I will list the violations according to your list:
1. Peninsula Behavioral Health operates with some sort of "levels" system, where over the course of a week you
gain levels which gains you certain privileges. During the first few days I was not allowed to call or speak to my parents, during the first meeting with my parents it was monitored with a "counselor" in the room, the second time days later, It was not monitored. However I was asked if I had a message for my parents which they could deliver, I said to deliver the message that this was "Not a hospital, but a prison", I was laughed at and told that that message would not be delivered.
2. I believe so that my parents had to sign something of the sort, yes.
5. The foreign (Indian) doctor who each of the "patients" had one to two meetings with (the headmaster it seems), was very unhappy about me telling my parents that for most of the day I stared at the wall although this was true. He said I was trying to manipulate them and all the "counselors" warned my parents before our first meeting about "manipulation", that I would say anything to try to get out and to take what I say with caution.
6. Level 3 "patients" only are allowed telephone privileges, I never reached that level.
10. It resembled a low security prison.
12. They were not allowed to see me during this process I believe.
13. We were made to exercise lightly, I don't know if it was compulsory though.
14. Yes, no books were allowed at all.
17. I didn?t ask to see any credentials but the Indian doctor who was not entirely fluent in English seemed a bit suspicious to me, nothing concrete here though.
22. Because I was allegedly anorexic and they were suspicious I would vomit my food, I was asked at times to leave the bathroom door cracked while I pissed.
24. I was asked to strip, refused, and was then asked to remove all but my underwear.

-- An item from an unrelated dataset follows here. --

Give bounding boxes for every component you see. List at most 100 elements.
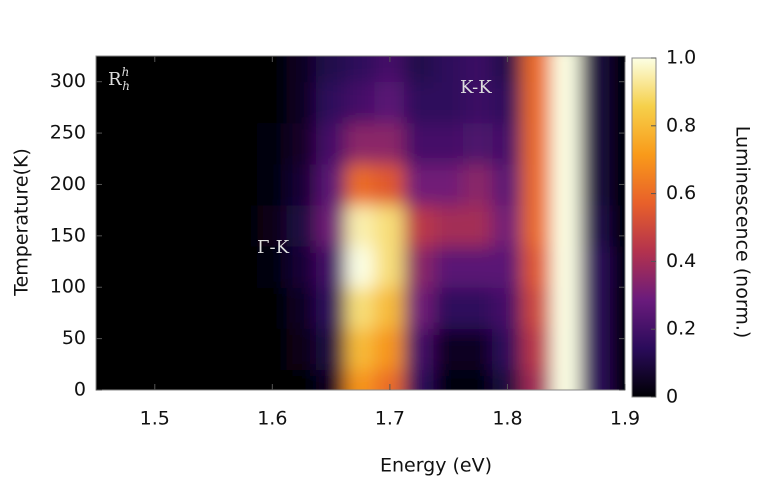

25. No reading materials were allowed although I didn?t ask for any religious materials, but I was preached Christianity by a MD, or apparent MD. There was nothing that pointed to this MD's preaching as anything other than vigilante, although their official site makes references to "God."
28. I was not examined by or had any meaningful discussion with the person that prescribed me the medication, this person did not outwardly look to be an MD.
33. On the first level you are denied a 30-minute, fenced outside time.
36. There was a strict policy against looking or speaking to clients of the opposite sex, which would occasionally pass through the hall in lines. I was mistakenly accused of looking, (yes, looking), at a girl when I was merely talking to another client who happened to be in the field of vision of the door, which apparently some girls had just passed through. I was spotted by a counselor and made to write an entry in the rulebook over 50 times. I digressed this with a different counselor who seemed to believe me but insisted I write it anyway.